One of my favourite comfort foods is rice pudding so I decided to look through my medieval and Tudor recipe books for a 15th/16th century version. Unfortunately, what was known as a "pudding" back then was food cooked in animal intestines, i.e. sausage skins, like black pudding and sausages today. In Peter Brears' book Cooking and Dining in Tudor and Stuart England, he gives a recipe for "Rice Puddings" which involves packing cooked rice mixed with milk, mace, suet, currants, nutmeg and cinnamon into sausage skins and boiling.
After doing some more digging, I then found that a rice in almond milk recipe was included in a manuscript from the 15th century and that various websites had modernised it for use today. The original recipe reads:
"lxxxvj. Rys. Take a porcyoun of Rys, & pyke hem clene, & sethe hem welle, & late hem kele; then take gode Mylke of Almaundys & do ther-to, & sethe & stere hem wyl; & do ther-to Sugre an hony, & serue forth."

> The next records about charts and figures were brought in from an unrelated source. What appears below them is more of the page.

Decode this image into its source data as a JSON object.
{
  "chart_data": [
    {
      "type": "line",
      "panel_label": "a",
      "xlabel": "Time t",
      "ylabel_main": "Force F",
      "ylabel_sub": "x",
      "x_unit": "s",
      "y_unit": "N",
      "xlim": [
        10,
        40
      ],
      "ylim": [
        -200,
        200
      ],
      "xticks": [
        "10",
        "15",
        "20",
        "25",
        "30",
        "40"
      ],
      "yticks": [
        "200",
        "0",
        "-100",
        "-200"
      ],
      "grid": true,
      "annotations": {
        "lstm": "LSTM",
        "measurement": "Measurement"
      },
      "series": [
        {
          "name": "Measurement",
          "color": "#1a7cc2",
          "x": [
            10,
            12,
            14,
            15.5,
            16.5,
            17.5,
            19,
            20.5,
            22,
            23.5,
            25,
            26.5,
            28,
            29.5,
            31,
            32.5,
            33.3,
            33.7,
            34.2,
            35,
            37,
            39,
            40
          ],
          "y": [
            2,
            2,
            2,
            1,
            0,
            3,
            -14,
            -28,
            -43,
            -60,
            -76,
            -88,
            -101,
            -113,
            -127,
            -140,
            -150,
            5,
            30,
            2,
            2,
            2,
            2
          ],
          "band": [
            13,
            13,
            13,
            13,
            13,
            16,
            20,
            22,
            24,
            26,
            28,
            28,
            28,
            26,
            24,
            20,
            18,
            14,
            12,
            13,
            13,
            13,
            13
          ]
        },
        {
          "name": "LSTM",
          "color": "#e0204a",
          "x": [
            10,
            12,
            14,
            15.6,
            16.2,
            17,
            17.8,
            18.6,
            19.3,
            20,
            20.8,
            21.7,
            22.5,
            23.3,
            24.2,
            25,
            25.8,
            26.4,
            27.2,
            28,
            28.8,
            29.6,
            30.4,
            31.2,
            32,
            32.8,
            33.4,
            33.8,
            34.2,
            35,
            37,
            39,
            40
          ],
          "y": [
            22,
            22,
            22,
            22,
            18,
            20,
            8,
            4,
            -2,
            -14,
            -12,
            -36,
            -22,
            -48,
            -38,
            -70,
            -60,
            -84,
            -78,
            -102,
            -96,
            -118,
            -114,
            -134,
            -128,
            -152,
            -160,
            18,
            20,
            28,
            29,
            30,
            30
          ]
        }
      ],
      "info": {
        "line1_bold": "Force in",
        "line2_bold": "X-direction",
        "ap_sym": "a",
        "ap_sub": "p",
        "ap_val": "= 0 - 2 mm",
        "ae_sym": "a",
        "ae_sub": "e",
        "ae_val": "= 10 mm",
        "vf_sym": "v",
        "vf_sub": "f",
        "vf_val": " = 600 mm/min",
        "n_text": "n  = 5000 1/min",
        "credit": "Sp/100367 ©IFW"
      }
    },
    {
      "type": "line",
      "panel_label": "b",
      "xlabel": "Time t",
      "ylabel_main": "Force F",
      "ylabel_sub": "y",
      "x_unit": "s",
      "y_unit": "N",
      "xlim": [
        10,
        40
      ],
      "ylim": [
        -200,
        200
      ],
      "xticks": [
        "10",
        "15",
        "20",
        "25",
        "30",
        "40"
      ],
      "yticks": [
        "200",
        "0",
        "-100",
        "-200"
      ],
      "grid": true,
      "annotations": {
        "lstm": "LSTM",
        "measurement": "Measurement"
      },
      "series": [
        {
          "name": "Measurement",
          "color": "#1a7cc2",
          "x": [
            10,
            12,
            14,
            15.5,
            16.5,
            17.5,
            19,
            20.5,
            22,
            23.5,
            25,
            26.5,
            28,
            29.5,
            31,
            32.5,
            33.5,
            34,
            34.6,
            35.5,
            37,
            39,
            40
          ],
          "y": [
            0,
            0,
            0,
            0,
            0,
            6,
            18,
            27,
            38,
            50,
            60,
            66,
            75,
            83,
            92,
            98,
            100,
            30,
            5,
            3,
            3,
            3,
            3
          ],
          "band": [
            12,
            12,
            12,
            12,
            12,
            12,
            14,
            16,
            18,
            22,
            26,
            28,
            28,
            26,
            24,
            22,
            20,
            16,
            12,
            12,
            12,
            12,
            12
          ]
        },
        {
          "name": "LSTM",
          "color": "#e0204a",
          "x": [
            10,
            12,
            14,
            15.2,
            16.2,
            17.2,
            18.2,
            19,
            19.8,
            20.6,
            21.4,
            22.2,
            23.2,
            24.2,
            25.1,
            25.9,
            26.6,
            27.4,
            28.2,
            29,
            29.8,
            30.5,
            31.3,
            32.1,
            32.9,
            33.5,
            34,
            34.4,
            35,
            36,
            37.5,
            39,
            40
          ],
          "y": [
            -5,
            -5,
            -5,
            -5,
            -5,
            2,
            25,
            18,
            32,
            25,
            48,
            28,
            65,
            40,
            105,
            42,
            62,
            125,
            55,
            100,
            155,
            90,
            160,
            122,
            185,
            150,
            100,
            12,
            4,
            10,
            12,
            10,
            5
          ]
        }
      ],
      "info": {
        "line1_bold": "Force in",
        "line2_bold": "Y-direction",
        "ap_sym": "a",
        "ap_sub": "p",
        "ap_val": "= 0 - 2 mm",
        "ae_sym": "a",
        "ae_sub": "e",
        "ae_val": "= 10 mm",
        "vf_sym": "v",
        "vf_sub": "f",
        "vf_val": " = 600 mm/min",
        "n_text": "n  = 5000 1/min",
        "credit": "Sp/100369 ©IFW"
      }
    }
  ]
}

Source: Harleian MS 279, available in Two Fifteenth-Century Cookery-Books, ed. T. Austin, Early English Text Society Original Series.
Note: "seethe" means "boil".
The recipe I used in my video is based on one from MedievalCookery.com with the addition of nutmeg and cinnamon.
1 cup rice (uncooked) - Any rice, I used Spanish paella rice.
1 cup almond milk - You could use any milk.
1/8 cup sugar
1/8 cup honey
Cook the rice according to the instructions for your type of rice.
Mix in the almond milk, sugar, honey and spices.
Bring to a simmer and then serve.
I left the dessert to sit and go cold and then ate it cold with my lunch and it was lovely. It had soaked up more of the milk by then.